Он еще с минуту размышлял, после чего приступил к рисованию. Результат поразил меня.

– Настоящая дикая вишня в цвету! – восхитилась я.

Мингвок отложил кисть.

– Просто надо изображать то, что видишь, а не свое представление об увиденном.

Я засмеялась и спросила:

– Значит, ты не сможешь нарисовать нечто воображаемое?

– Вовсе нет. Я умею видеть и с закрытыми глазами.

Чтобы доказать это, Мингвок быстро изобразил сценку из истории об отшельнике Ване, поплывшем на лодке к хижине своего друга Дай Аньдао, которую рассказал мне той снежной зимней ночью. Я лишилась дара речи. Несколькими умелыми штрихами он передал самое главное в облике человека, лодки и реки – а ведь река даже не была нарисована!

– Ты царь рисовальщиков! – совершенно серьезно заявила я ему.

Мингвок фыркнул.

– Существуют разные трюки, – пояснил он. – Конечно, когда упражняешься, получается лучше с каждым разом. Ты тоже сможешь так рисовать. Я могу показать тебе, чему учил меня мой наставник.

Я напомнила ему, что родные упорно считают меня хорошей писательницей и плохой художницей. Мой друг с презрением отмахнулся:

– Раз умеешь обращаться со словами, овладеешь и кистью. Вот что главное. Скажу откровенно, Фудзи, – только, пожалуйста, не принимай на свой счет, – то, что ценят в живописи твои соотечественники, китайцу показалось бы довольно грубым.

Думаю, в первую очередь Мингвок имел в виду иллюстрированные свитки с повестями.
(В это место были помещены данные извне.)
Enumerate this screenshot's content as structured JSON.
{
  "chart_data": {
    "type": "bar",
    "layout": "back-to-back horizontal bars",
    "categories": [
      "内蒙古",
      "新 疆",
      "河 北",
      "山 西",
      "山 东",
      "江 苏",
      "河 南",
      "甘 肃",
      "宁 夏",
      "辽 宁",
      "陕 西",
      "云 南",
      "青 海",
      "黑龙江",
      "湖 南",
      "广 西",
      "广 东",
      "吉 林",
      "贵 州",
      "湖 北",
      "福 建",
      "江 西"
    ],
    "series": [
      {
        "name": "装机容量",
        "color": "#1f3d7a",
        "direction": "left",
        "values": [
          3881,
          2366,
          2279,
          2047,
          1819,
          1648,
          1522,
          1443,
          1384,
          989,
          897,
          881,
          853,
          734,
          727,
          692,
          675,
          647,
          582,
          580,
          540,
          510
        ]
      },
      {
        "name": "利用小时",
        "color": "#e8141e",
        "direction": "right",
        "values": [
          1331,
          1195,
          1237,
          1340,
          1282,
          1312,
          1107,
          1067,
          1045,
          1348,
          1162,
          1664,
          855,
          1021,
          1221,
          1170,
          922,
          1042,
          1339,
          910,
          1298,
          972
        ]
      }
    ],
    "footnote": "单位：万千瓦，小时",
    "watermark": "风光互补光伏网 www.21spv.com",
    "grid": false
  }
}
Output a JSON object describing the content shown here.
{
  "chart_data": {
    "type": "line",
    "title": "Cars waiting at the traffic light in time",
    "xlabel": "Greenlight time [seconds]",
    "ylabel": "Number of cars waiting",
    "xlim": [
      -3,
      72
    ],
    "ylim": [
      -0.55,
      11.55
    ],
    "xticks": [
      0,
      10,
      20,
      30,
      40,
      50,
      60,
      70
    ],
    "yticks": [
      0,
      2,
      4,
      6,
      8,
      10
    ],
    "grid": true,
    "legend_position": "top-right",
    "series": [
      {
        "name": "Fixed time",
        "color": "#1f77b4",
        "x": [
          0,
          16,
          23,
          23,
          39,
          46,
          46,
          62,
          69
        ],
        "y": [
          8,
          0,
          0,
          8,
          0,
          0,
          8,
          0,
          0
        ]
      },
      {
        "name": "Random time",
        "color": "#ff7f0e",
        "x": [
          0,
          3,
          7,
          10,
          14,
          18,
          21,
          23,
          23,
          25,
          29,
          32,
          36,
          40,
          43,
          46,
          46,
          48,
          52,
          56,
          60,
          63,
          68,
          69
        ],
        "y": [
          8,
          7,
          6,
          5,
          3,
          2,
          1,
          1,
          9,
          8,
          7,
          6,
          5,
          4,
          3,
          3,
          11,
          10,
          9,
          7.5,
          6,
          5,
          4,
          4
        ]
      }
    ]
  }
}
– Конечно, цвета бывают довольно приятными, раз уж тебе нравятся подобные картинки, да и в композиции есть свое очарование, но если тебя критикуют за то, что твои работы не соответствуют представлениям об образцовом японском рисунке, – что ж, тем лучше! Следует стремиться к другим образцам.
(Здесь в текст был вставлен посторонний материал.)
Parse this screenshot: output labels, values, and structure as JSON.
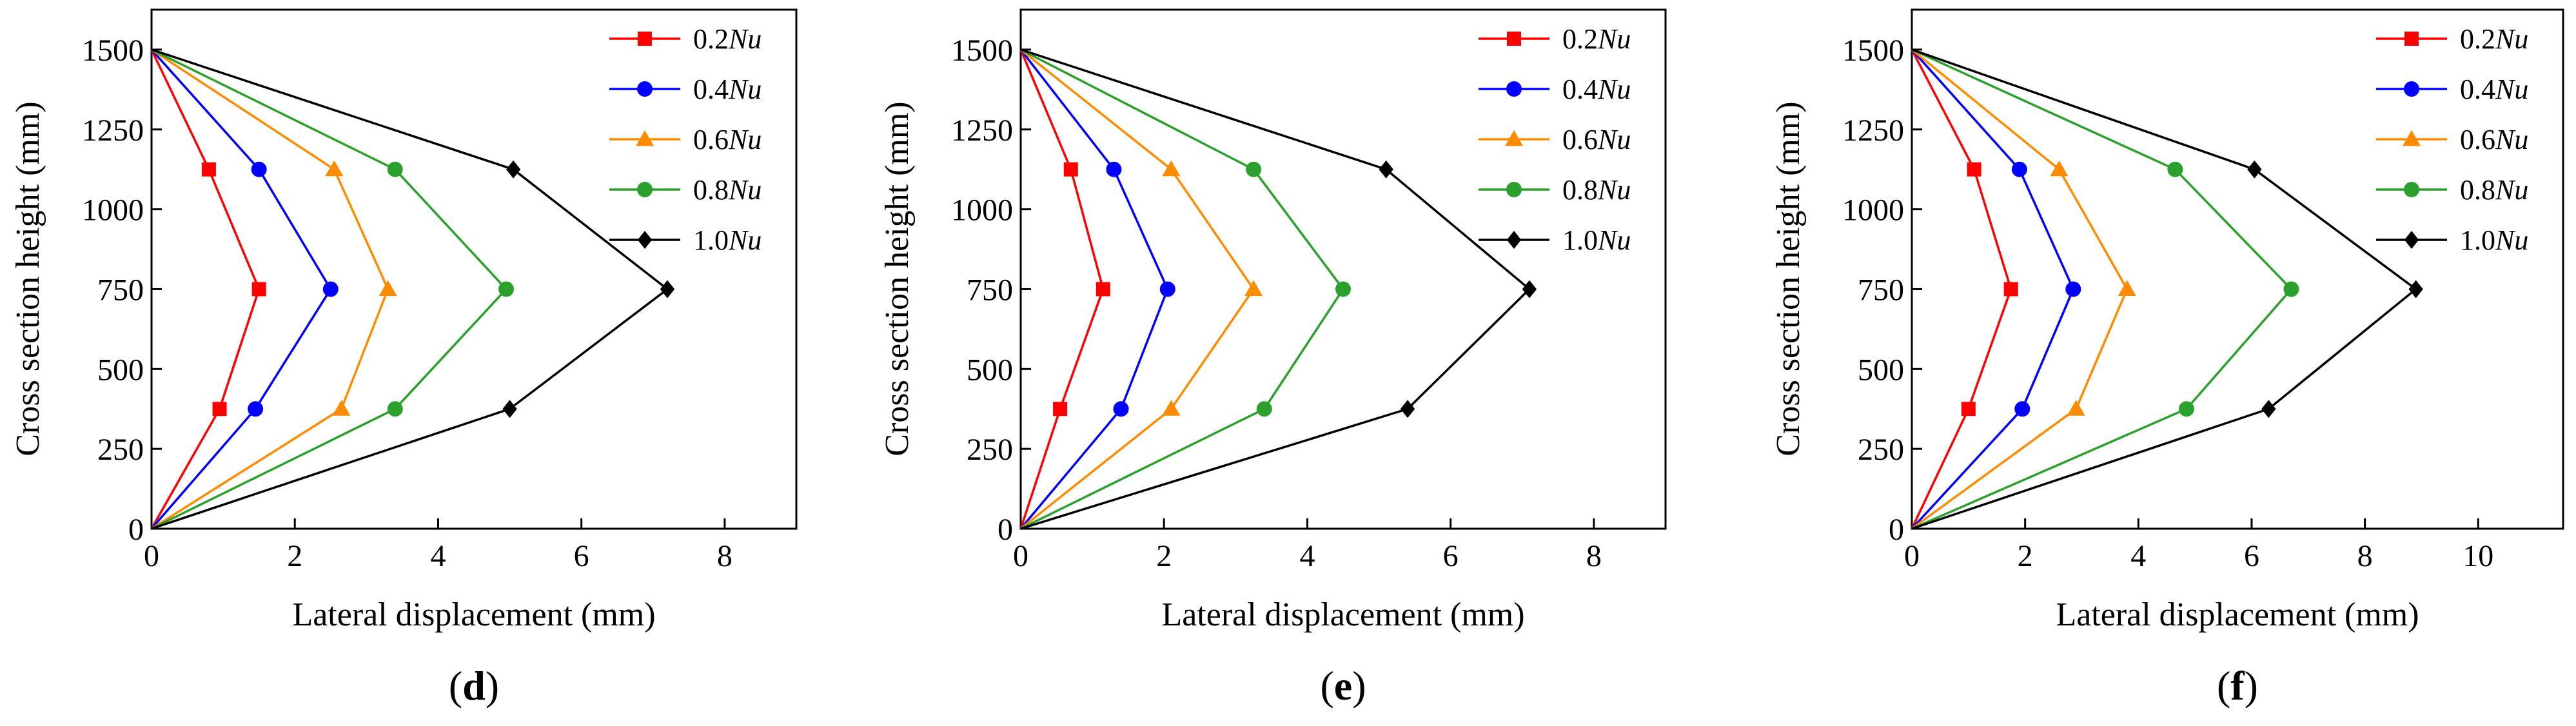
{
  "chart_data": [
    {
      "type": "line",
      "panel_label": {
        "open": "(",
        "letter": "d",
        "close": ")"
      },
      "xlabel": "Lateral displacement (mm)",
      "ylabel": "Cross section height (mm)",
      "xlim": [
        0,
        9
      ],
      "ylim": [
        0,
        1625
      ],
      "xticks": [
        0,
        2,
        4,
        6,
        8
      ],
      "yticks": [
        0,
        250,
        500,
        750,
        1000,
        1250,
        1500
      ],
      "legend_position": "top-right",
      "series": [
        {
          "name": "0.2Nu",
          "coef": "0.2",
          "unit": "Nu",
          "color": "#ff0000",
          "marker": "square",
          "points": [
            [
              0,
              0
            ],
            [
              0.95,
              375
            ],
            [
              1.5,
              750
            ],
            [
              0.8,
              1125
            ],
            [
              0,
              1500
            ]
          ]
        },
        {
          "name": "0.4Nu",
          "coef": "0.4",
          "unit": "Nu",
          "color": "#0000ff",
          "marker": "circle",
          "points": [
            [
              0,
              0
            ],
            [
              1.45,
              375
            ],
            [
              2.5,
              750
            ],
            [
              1.5,
              1125
            ],
            [
              0,
              1500
            ]
          ]
        },
        {
          "name": "0.6Nu",
          "coef": "0.6",
          "unit": "Nu",
          "color": "#ff8c00",
          "marker": "triangle",
          "points": [
            [
              0,
              0
            ],
            [
              2.65,
              375
            ],
            [
              3.3,
              750
            ],
            [
              2.55,
              1125
            ],
            [
              0,
              1500
            ]
          ]
        },
        {
          "name": "0.8Nu",
          "coef": "0.8",
          "unit": "Nu",
          "color": "#2ca02c",
          "marker": "circle",
          "points": [
            [
              0,
              0
            ],
            [
              3.4,
              375
            ],
            [
              4.95,
              750
            ],
            [
              3.4,
              1125
            ],
            [
              0,
              1500
            ]
          ]
        },
        {
          "name": "1.0Nu",
          "coef": "1.0",
          "unit": "Nu",
          "color": "#000000",
          "marker": "diamond",
          "points": [
            [
              0,
              0
            ],
            [
              5.0,
              375
            ],
            [
              7.2,
              750
            ],
            [
              5.05,
              1125
            ],
            [
              0,
              1500
            ]
          ]
        }
      ]
    },
    {
      "type": "line",
      "panel_label": {
        "open": "(",
        "letter": "e",
        "close": ")"
      },
      "xlabel": "Lateral displacement (mm)",
      "ylabel": "Cross section height (mm)",
      "xlim": [
        0,
        9
      ],
      "ylim": [
        0,
        1625
      ],
      "xticks": [
        0,
        2,
        4,
        6,
        8
      ],
      "yticks": [
        0,
        250,
        500,
        750,
        1000,
        1250,
        1500
      ],
      "legend_position": "top-right",
      "series": [
        {
          "name": "0.2Nu",
          "coef": "0.2",
          "unit": "Nu",
          "color": "#ff0000",
          "marker": "square",
          "points": [
            [
              0,
              0
            ],
            [
              0.55,
              375
            ],
            [
              1.15,
              750
            ],
            [
              0.7,
              1125
            ],
            [
              0,
              1500
            ]
          ]
        },
        {
          "name": "0.4Nu",
          "coef": "0.4",
          "unit": "Nu",
          "color": "#0000ff",
          "marker": "circle",
          "points": [
            [
              0,
              0
            ],
            [
              1.4,
              375
            ],
            [
              2.05,
              750
            ],
            [
              1.3,
              1125
            ],
            [
              0,
              1500
            ]
          ]
        },
        {
          "name": "0.6Nu",
          "coef": "0.6",
          "unit": "Nu",
          "color": "#ff8c00",
          "marker": "triangle",
          "points": [
            [
              0,
              0
            ],
            [
              2.1,
              375
            ],
            [
              3.25,
              750
            ],
            [
              2.1,
              1125
            ],
            [
              0,
              1500
            ]
          ]
        },
        {
          "name": "0.8Nu",
          "coef": "0.8",
          "unit": "Nu",
          "color": "#2ca02c",
          "marker": "circle",
          "points": [
            [
              0,
              0
            ],
            [
              3.4,
              375
            ],
            [
              4.5,
              750
            ],
            [
              3.25,
              1125
            ],
            [
              0,
              1500
            ]
          ]
        },
        {
          "name": "1.0Nu",
          "coef": "1.0",
          "unit": "Nu",
          "color": "#000000",
          "marker": "diamond",
          "points": [
            [
              0,
              0
            ],
            [
              5.4,
              375
            ],
            [
              7.1,
              750
            ],
            [
              5.1,
              1125
            ],
            [
              0,
              1500
            ]
          ]
        }
      ]
    },
    {
      "type": "line",
      "panel_label": {
        "open": "(",
        "letter": "f",
        "close": ")"
      },
      "xlabel": "Lateral displacement (mm)",
      "ylabel": "Cross section height (mm)",
      "xlim": [
        0,
        11.5
      ],
      "ylim": [
        0,
        1625
      ],
      "xticks": [
        0,
        2,
        4,
        6,
        8,
        10
      ],
      "yticks": [
        0,
        250,
        500,
        750,
        1000,
        1250,
        1500
      ],
      "legend_position": "top-right",
      "series": [
        {
          "name": "0.2Nu",
          "coef": "0.2",
          "unit": "Nu",
          "color": "#ff0000",
          "marker": "square",
          "points": [
            [
              0,
              0
            ],
            [
              1.0,
              375
            ],
            [
              1.75,
              750
            ],
            [
              1.1,
              1125
            ],
            [
              0,
              1500
            ]
          ]
        },
        {
          "name": "0.4Nu",
          "coef": "0.4",
          "unit": "Nu",
          "color": "#0000ff",
          "marker": "circle",
          "points": [
            [
              0,
              0
            ],
            [
              1.95,
              375
            ],
            [
              2.85,
              750
            ],
            [
              1.9,
              1125
            ],
            [
              0,
              1500
            ]
          ]
        },
        {
          "name": "0.6Nu",
          "coef": "0.6",
          "unit": "Nu",
          "color": "#ff8c00",
          "marker": "triangle",
          "points": [
            [
              0,
              0
            ],
            [
              2.9,
              375
            ],
            [
              3.8,
              750
            ],
            [
              2.6,
              1125
            ],
            [
              0,
              1500
            ]
          ]
        },
        {
          "name": "0.8Nu",
          "coef": "0.8",
          "unit": "Nu",
          "color": "#2ca02c",
          "marker": "circle",
          "points": [
            [
              0,
              0
            ],
            [
              4.85,
              375
            ],
            [
              6.7,
              750
            ],
            [
              4.65,
              1125
            ],
            [
              0,
              1500
            ]
          ]
        },
        {
          "name": "1.0Nu",
          "coef": "1.0",
          "unit": "Nu",
          "color": "#000000",
          "marker": "diamond",
          "points": [
            [
              0,
              0
            ],
            [
              6.3,
              375
            ],
            [
              8.9,
              750
            ],
            [
              6.05,
              1125
            ],
            [
              0,
              1500
            ]
          ]
        }
      ]
    }
  ]
}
В Китае, как я узнала, самым благородным жанром живописи считается пейзаж. Художники упражняются в изображении всевозможных предметов – деревьев, скал, облаков, цветов и зданий, – но точность линий не имеет значения, если автор не умеет объединить части в одной сцене. Большого художника распознают по композиции.
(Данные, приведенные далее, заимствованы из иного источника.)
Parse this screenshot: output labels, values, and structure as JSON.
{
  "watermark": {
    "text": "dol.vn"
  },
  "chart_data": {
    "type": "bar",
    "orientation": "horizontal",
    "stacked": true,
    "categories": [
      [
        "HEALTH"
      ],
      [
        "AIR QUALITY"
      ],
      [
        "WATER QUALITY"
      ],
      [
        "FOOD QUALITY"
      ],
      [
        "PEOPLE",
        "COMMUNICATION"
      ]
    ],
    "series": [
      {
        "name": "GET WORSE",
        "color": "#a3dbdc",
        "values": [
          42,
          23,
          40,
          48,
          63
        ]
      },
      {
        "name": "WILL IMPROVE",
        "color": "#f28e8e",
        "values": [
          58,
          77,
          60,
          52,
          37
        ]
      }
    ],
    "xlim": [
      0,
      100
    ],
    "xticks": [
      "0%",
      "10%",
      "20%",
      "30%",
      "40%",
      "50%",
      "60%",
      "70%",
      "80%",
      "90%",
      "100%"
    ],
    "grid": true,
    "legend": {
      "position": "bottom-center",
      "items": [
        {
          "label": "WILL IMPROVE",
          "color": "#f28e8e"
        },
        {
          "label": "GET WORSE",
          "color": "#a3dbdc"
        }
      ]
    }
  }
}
Господин Цзё был пейзажистом-любителем. Помимо коллекционирования камней, еще одной великой его страстью была живопись. Сын не разделял интереса отца к минералам, но унаследовал любовь к живописи. Он рисовал с детства. Когда‑нибудь, говорил Мингвок, он попробует обратиться к пейзажу, но еще не готов. Пока что ему необходимо побольше упражняться в изображении отдельных элементов.

Я нерешительно спросила, не возьмется ли Мингвок обучать меня рисованию, и он согласился.

От моего предложения изобразить апостасии, в которых я была уверена, Мингвок пренебрежительно отмахнулся:

– Это скучно. Такое рисуют пятилетние дети.

Он решил начать обучение с изображения собаки. Мы вышли во двор и позвали Снежка.

– Обрати внимание, как он трусит к нам, подняв голову в ожидании угощения, – сказал Мингвок. – Запомни его движения. – Он поднял палку. – Смотри, как пес в ожидании припадает к земле.

Мингвок швырнул палку, и Снежок радостно устремился за ней. Пес принес палку обратно и залился лаем, прося, чтобы ее бросили снова.

– Видишь, как он машет хвостом, когда возбужден?

Поразительно, сколько мелочей в простых действиях пса я упускала из виду раньше! Наконец Снежок устал и улегся на солнышке. Голова его покоилась на лапах, хвост обвивал задние ноги. До чего выразителен собачий хвост! Я никогда прежде этого не замечала.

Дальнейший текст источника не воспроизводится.